Speaking at the Malawi Economic Conference in Lilongwe on Saturday organised by the International Monetary Fund, the Ministry of Finance and the Reserve Bank of Malawi, Chikaonda said subsidising the cost of things like passports and drivers licences was the reason behind delays and poor services at the Immigration Department and the Road Traffic Directorate.

“People take months before getting their actual passports and drivers licences because government has no money for buying of material for making them. But if full users fees were charged for these things, applicants should be able to get passports or licences same day and all those queues will disappear,” observed Chikaonda.

He said although government charges lower-than-cost fees for passports and drivers’ licences, applicants end up spending more since they have to travel several times to the offices from faraway places such as Mangochi.
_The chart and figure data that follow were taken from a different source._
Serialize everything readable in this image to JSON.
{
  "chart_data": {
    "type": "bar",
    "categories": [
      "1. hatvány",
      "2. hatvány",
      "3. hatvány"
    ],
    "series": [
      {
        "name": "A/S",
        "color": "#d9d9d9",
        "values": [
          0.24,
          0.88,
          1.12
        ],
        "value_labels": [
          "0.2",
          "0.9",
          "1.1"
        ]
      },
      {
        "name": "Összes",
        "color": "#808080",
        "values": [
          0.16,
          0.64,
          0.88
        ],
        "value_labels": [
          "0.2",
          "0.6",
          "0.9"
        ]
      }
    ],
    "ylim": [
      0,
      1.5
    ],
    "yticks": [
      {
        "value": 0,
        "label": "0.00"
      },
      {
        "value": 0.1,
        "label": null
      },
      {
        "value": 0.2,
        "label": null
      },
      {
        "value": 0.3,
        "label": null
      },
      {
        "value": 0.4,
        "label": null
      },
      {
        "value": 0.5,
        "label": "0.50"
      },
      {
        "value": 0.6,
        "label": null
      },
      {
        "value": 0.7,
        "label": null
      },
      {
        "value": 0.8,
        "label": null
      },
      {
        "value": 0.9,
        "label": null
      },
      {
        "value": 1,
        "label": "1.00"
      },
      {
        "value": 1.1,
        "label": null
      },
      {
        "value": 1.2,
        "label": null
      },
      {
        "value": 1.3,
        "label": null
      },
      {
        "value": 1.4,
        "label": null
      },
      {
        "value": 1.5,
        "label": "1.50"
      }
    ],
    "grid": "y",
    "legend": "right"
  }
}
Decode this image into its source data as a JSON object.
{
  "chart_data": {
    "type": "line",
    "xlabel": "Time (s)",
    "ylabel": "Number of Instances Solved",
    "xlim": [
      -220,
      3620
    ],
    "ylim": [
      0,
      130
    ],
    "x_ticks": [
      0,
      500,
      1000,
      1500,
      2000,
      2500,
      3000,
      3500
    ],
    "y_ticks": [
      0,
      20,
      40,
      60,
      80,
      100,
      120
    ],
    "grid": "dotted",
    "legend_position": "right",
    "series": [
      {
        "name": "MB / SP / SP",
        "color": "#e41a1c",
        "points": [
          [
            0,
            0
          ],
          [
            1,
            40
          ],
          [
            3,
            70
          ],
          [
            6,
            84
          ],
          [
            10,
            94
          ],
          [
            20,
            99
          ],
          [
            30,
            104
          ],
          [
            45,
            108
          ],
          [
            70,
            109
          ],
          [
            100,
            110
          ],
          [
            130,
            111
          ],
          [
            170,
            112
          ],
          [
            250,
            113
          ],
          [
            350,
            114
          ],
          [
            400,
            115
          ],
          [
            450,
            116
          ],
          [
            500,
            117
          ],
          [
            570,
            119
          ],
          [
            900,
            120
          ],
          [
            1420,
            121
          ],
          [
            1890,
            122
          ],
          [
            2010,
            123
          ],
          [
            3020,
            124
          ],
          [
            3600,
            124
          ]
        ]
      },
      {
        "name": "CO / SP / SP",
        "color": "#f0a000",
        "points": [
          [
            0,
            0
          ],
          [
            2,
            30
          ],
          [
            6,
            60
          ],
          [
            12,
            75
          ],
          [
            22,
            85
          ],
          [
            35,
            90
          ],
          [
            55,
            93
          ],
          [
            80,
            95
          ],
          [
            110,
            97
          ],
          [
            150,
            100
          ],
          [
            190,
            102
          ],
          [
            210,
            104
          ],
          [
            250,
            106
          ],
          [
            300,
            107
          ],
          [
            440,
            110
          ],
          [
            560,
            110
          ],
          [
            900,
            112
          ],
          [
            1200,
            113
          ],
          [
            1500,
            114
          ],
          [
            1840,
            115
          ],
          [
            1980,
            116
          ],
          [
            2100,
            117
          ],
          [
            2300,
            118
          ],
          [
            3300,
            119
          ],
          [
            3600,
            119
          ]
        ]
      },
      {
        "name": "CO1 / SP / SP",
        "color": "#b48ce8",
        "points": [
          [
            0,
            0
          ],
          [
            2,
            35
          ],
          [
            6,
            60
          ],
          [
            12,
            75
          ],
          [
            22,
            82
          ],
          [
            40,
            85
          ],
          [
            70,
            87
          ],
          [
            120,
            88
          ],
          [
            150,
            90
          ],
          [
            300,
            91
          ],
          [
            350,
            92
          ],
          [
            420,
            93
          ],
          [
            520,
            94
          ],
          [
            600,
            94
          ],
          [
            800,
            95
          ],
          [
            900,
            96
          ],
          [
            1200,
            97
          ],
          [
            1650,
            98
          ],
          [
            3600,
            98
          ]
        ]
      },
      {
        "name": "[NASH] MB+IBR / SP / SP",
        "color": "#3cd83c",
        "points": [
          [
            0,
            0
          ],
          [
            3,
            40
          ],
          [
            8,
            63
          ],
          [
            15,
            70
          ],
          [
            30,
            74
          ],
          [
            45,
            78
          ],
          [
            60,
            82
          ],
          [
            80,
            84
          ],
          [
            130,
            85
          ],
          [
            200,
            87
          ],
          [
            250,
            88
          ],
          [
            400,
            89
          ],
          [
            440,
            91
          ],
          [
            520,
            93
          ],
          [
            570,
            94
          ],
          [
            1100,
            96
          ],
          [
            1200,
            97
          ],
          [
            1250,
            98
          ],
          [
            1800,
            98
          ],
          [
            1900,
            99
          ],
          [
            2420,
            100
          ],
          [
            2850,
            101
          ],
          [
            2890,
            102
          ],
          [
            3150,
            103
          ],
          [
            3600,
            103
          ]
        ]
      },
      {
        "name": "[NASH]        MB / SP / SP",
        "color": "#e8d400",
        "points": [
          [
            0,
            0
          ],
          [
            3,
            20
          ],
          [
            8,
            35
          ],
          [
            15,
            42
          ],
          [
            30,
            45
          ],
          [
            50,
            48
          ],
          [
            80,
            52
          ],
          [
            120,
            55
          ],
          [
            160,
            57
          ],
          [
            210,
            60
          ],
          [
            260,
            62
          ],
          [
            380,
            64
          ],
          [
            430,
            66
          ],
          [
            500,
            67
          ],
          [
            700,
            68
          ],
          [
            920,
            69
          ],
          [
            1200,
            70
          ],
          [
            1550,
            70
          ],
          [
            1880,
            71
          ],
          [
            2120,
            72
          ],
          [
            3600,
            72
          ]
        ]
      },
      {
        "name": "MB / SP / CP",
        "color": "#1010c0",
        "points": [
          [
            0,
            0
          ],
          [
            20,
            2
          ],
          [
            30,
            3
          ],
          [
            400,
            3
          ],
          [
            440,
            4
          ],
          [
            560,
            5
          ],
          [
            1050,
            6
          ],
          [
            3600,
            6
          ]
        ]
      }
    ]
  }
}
“It would be better and probably cheaper if applicants were to pay full costs and get what they want the same day,” said Chikaonda.

In response, Minister of Finance Ken Lipenga said government was happy to listen to public debate on how the economy can be improved and acknowledged Chikaonda’s proposals on the issue of user fees.

“It’s health, to debate on such matters. But we know that it becomes very sensitive. Sometimes any suggestion that we move in a new direction provokes anger and outrage,” said Lipenga.

He said, however, although some of the decisions the present government has made in recent times with regard to the economy have been painful, Malawians have generally accepted them as necessary.

“I think that the same thinking will have to be applied to other areas where we have to make [difficult] decisions,” said Lipenga.